The department would seek proposals on what to cover from a health benefits advisory council created by the bill. The anti-abortion Democrats state in the letter they want to ensure that the council "cannot recommend abortion services be included under covered benefits or as part of a benefits package."


...
maybe somewhat divided government works somewhat some of the time...

Mark de LA says
Apparently the Democrat Party is now in censoring mode against the Republicans for the above map of the new bureaucracy on health care being contemplated.  Rather than file their own corrections they quibble with terminology. Read the article here.
Source: ...

At the same time comes word from Rep. John Carter, R-Tex., that the same franking commission that is causing problems for Brady's chart won't let Carter use the words "government-run heath care plan" in a recording to be used to start a telephone town hall meeting. "What we proposed as language was as follows, 'House Democrats unveiled a government-run health care plan,'" Carter told a conservative publication. "Our response from Franking was, 'You cannot use that language. You must use, 'The House majority unveiled a public option health care plan,' which is Pelosi-speak or 'just last week the House majority unveiled a health care plan which I believe will cost taxpayers...'"


 
... doesn't sound bipartisan to me!

Seth says
MR 2009-07-14 20:21:24 12235
CBO's 'Partial' Analysis of House Health Care Bill: Over $1 Trillion . 

I think it is time to debunk this myth that Obamacare cost $1 trillion ...
source: Pearlstein

By now, you've probably also heard that health reform will cost taxpayers at least a trillion dollars. Another lie.

First of all, that's not a trillion every year, as most people assume -- it's a trillion over 10 years, which is the silly way that people in Washington talk about federal budgets.
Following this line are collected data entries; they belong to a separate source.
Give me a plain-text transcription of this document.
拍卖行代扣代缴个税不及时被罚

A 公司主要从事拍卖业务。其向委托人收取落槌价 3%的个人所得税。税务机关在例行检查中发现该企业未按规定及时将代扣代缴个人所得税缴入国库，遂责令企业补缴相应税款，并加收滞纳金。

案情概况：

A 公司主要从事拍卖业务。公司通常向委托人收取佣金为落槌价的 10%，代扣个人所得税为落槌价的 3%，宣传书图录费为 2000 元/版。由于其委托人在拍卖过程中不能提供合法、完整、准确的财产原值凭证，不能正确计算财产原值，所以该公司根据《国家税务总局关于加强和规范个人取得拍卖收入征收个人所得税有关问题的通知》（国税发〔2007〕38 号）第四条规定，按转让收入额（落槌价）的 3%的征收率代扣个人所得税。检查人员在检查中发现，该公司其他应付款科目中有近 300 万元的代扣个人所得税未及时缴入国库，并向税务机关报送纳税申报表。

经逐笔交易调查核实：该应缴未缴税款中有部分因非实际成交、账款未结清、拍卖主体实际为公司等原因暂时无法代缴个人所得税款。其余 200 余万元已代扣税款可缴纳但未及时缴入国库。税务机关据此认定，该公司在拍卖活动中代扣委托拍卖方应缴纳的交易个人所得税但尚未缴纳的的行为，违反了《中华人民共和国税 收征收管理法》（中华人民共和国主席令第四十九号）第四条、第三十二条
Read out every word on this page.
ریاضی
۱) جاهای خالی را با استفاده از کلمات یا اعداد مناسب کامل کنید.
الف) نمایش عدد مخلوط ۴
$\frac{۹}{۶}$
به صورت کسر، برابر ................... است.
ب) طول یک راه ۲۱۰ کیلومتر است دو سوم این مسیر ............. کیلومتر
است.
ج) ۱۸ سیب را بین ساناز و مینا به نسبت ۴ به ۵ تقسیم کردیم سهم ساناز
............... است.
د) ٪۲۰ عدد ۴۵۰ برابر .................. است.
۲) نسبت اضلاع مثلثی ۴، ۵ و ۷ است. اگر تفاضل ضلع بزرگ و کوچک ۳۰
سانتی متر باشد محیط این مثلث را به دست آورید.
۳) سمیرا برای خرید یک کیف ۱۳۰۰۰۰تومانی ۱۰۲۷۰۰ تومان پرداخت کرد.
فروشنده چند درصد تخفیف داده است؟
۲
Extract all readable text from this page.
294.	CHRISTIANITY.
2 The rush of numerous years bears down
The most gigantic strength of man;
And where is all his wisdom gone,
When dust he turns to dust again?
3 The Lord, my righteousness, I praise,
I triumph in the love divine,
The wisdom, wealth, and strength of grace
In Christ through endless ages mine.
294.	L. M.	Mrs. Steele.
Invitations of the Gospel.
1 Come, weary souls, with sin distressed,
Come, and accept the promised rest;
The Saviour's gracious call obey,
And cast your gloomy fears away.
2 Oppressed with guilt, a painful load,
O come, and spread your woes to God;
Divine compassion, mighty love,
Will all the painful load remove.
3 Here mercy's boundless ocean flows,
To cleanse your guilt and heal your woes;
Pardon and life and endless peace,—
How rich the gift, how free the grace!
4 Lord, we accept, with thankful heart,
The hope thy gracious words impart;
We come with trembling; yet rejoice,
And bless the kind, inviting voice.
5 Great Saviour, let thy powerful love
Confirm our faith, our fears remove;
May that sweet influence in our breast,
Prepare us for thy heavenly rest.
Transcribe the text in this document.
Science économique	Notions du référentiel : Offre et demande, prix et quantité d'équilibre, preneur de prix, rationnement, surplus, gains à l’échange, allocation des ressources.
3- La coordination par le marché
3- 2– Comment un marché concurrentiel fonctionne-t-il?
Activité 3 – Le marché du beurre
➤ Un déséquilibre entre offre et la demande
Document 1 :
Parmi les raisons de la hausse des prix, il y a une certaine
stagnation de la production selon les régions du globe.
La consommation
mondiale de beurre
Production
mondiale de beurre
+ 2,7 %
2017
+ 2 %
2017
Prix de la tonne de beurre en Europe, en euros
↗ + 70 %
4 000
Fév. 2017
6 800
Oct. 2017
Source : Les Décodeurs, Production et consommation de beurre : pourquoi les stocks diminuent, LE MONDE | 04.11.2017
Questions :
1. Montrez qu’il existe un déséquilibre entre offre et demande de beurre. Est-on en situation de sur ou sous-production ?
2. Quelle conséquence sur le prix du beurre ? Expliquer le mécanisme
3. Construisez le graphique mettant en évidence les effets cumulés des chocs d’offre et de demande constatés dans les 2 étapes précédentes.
On an annual basis, that translates to about $140 billion, when things are up and running.

Even that, however, grossly overstates the net cost to the government of providing universal coverage. Other parts of the reform plan would result in offsetting savings for Medicare: reductions in unnecessary subsidies to private insurers, in annual increases in payments rates for doctors and in payments to hospitals for providing free care to the uninsured. The net increase in government spending for health care would likely be about $100 billion a year, a one-time increase equal to less than 1 percent of a national income that grows at an average rate of 2.5 percent every year.

...


Mark de LA says
I think what people are complaining about is that the government is trying to commit one trillion dollars to health care.  It is like buying a trillion dollar house - nobody but the bank is going to loan you that money, but with the interest & service on that debt it will cost double or triple.  Now are the Chinese or Arabs going to loan us that money? Medicare was supposed to be only a few millions to start, but in the end it many times what it was stated to cost. We're not fooled by the numbers that come out of the White House & Congress.  The recent cash for clunkers program ran out of money in a hurry.  Are we going to trust the same kind of people in government to run health care?
Laugh at the Democrats, I do! Sometimes it helps break wind & relieve tension of the moment.